6. What I’d Say to the Martians, Jack Handey
A collection of short essays and scripts from veteran Saturday Night Live sketch writer Jack Handey, What I’d Say to the Martians is perfect for dipping in and out of. But possibly not in public, where Handey’s facility with language and sneaky one-liners might have you guffawing uncomfortably loudly.
7. Skinjob, Bruce McCabe
Technology writer Bruce McCabe looks a decade into the future and finds a polarised society where nihilistic porn addicts do battle with religious fundamentalists in this fast-paced techno-thriller, which has drawn comparisons with Robert Ludlum and Michael Crichton.
More after the break...
8. Solo, William Boyd
It’s half a century since Ian Fleming died, but since then a succession of authors has kept Bond alive, some of them really very distinguished - Kingsely Amis was the first, and now William Boyd has taken up the mantle. If you’ve read any of Boyd’s superb novels, you’re probably already be in the queue for this one.

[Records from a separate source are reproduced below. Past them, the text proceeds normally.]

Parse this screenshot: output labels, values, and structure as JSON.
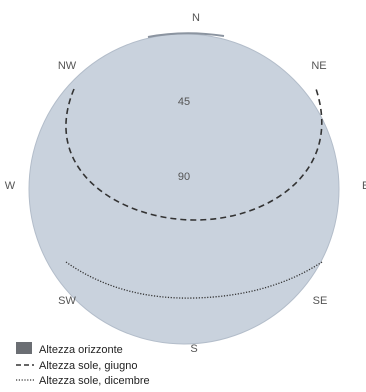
{
  "diagram": {
    "type": "sun path / horizon polar diagram",
    "compass": {
      "n": "N",
      "ne": "NE",
      "e": "E",
      "se": "SE",
      "s": "S",
      "sw": "SW",
      "w": "W",
      "nw": "NW"
    },
    "altitude_labels": {
      "a45": "45",
      "a90": "90"
    },
    "legend": {
      "horizon": "Altezza orizzonte",
      "sun_june": "Altezza sole, giugno",
      "sun_december": "Altezza sole, dicembre"
    }
  },
  "colors": {
    "disc_fill": "#c9d2dd",
    "disc_edge": "#b3bdca",
    "horizon_profile": "#8b94a0",
    "legend_swatch": "#6b6e73",
    "curve": "#333333",
    "label": "#555555",
    "legend_text": "#222222"
  }
}
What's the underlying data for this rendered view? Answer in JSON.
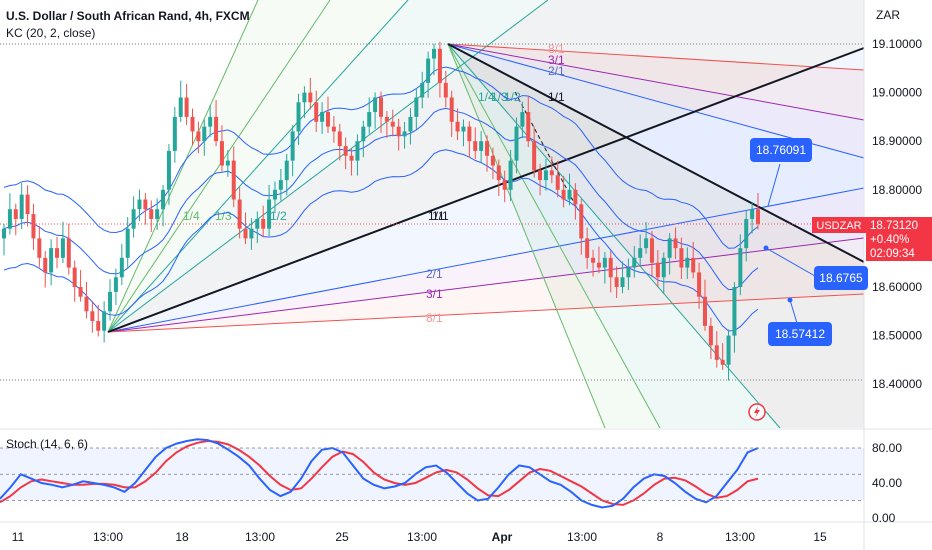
{
  "header": {
    "title": "U.S. Dollar / South African Rand, 4h, FXCM",
    "indicator": "KC (20, 2, close)",
    "currency_button": "ZAR"
  },
  "stoch_label": "Stoch (14, 6, 6)",
  "price_badge": {
    "symbol": "USDZAR",
    "price": "18.73120",
    "change": "+0.40%",
    "countdown": "02:09:34"
  },
  "callouts": [
    {
      "text": "18.76091",
      "value": 18.76091
    },
    {
      "text": "18.6765",
      "value": 18.6765
    },
    {
      "text": "18.57412",
      "value": 18.57412
    }
  ],
  "fan_labels": [
    {
      "text": "8/1",
      "color": "#ef9a9a"
    },
    {
      "text": "3/1",
      "color": "#9c27b0"
    },
    {
      "text": "2/1",
      "color": "#5c6bc0"
    },
    {
      "text": "1/1",
      "color": "#131722"
    },
    {
      "text": "1/2",
      "color": "#26a69a"
    },
    {
      "text": "1/3",
      "color": "#26a69a"
    },
    {
      "text": "1/4",
      "color": "#26a69a"
    },
    {
      "text": "1/1",
      "color": "#131722"
    },
    {
      "text": "1/2",
      "color": "#26a69a"
    },
    {
      "text": "1/3",
      "color": "#66bb6a"
    },
    {
      "text": "1/4",
      "color": "#66bb6a"
    },
    {
      "text": "1/1",
      "color": "#131722"
    },
    {
      "text": "2/1",
      "color": "#5c6bc0"
    },
    {
      "text": "3/1",
      "color": "#9c27b0"
    },
    {
      "text": "8/1",
      "color": "#ef9a9a"
    }
  ],
  "chart_data": {
    "type": "candlestick",
    "symbol": "USDZAR",
    "timeframe": "4h",
    "x_tick_labels": [
      "11",
      "13:00",
      "18",
      "13:00",
      "25",
      "13:00",
      "Apr",
      "13:00",
      "8",
      "13:00",
      "15"
    ],
    "y_ticks": [
      "19.10000",
      "19.00000",
      "18.90000",
      "18.80000",
      "18.70000",
      "18.60000",
      "18.50000",
      "18.40000"
    ],
    "ylim": [
      18.36,
      19.15
    ],
    "stoch_y_ticks": [
      "80.00",
      "40.00",
      "0.00"
    ],
    "stoch_ylim": [
      -2,
      98
    ],
    "last_price": 18.7312,
    "colors": {
      "up": "#26a69a",
      "down": "#ef5350",
      "keltner": "#2962ff",
      "stoch_k": "#2962ff",
      "stoch_d": "#f23645"
    },
    "ohlc_close_approx": [
      18.72,
      18.76,
      18.74,
      18.79,
      18.75,
      18.7,
      18.66,
      18.63,
      18.68,
      18.66,
      18.7,
      18.64,
      18.6,
      18.58,
      18.55,
      18.53,
      18.51,
      18.55,
      18.59,
      18.62,
      18.66,
      18.72,
      18.76,
      18.78,
      18.76,
      18.74,
      18.76,
      18.8,
      18.88,
      18.95,
      18.99,
      18.95,
      18.92,
      18.9,
      18.93,
      18.95,
      18.9,
      18.85,
      18.86,
      18.78,
      18.72,
      18.7,
      18.72,
      18.74,
      18.72,
      18.78,
      18.8,
      18.82,
      18.86,
      18.92,
      18.98,
      19.0,
      18.98,
      18.94,
      18.96,
      18.93,
      18.92,
      18.89,
      18.87,
      18.86,
      18.9,
      18.93,
      18.96,
      18.99,
      18.95,
      18.94,
      18.93,
      18.91,
      18.92,
      18.95,
      18.99,
      19.02,
      19.07,
      19.09,
      19.02,
      18.99,
      18.94,
      18.92,
      18.93,
      18.9,
      18.88,
      18.9,
      18.87,
      18.85,
      18.82,
      18.8,
      18.86,
      18.93,
      18.96,
      18.9,
      18.84,
      18.82,
      18.84,
      18.83,
      18.8,
      18.78,
      18.8,
      18.77,
      18.7,
      18.66,
      18.65,
      18.64,
      18.66,
      18.62,
      18.6,
      18.62,
      18.64,
      18.66,
      18.68,
      18.7,
      18.65,
      18.62,
      18.66,
      18.7,
      18.68,
      18.64,
      18.66,
      18.63,
      18.58,
      18.52,
      18.48,
      18.45,
      18.44,
      18.5,
      18.6,
      18.68,
      18.74,
      18.76,
      18.73
    ],
    "stoch_k_approx": [
      22,
      35,
      50,
      45,
      40,
      38,
      35,
      38,
      42,
      40,
      38,
      35,
      30,
      40,
      55,
      70,
      80,
      85,
      88,
      90,
      89,
      85,
      78,
      70,
      60,
      45,
      32,
      25,
      30,
      45,
      65,
      78,
      80,
      75,
      60,
      45,
      38,
      34,
      36,
      40,
      50,
      58,
      60,
      52,
      40,
      28,
      20,
      22,
      35,
      50,
      60,
      58,
      50,
      42,
      38,
      30,
      20,
      15,
      12,
      14,
      22,
      35,
      45,
      50,
      48,
      40,
      30,
      22,
      18,
      25,
      40,
      55,
      75,
      80
    ],
    "stoch_d_approx": [
      18,
      25,
      35,
      42,
      44,
      42,
      40,
      38,
      38,
      39,
      39,
      38,
      35,
      35,
      42,
      52,
      65,
      75,
      82,
      86,
      88,
      87,
      84,
      78,
      70,
      60,
      48,
      38,
      32,
      34,
      45,
      58,
      70,
      76,
      73,
      64,
      52,
      44,
      40,
      38,
      40,
      46,
      52,
      55,
      52,
      44,
      34,
      26,
      25,
      32,
      42,
      52,
      56,
      54,
      48,
      42,
      36,
      28,
      20,
      16,
      15,
      20,
      28,
      38,
      45,
      46,
      43,
      36,
      28,
      23,
      25,
      32,
      42,
      45
    ]
  }
}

9. Cubed: A Secret History of the Workplace, Nikil Saval
You might not think the office has changed all that drastically throughout its (relatively short) history, but you’d be wrong: that place where most of us toil through the best years of our lives has warped and changed to reflect the times – and Cubed’s story of white collar work makes for a surprisingly compelling read.
10. Alex Through the Looking-Glass, Alex Bellos
If you don’t see the beauty or value in mathematics, it could be that you’re just not looking at it right. Alex Bellos wants to change all that. His sparkling, humorous book, a series of encounters with the numbers-obsessed, demonstrates in diverting fashion how maths has changed our world.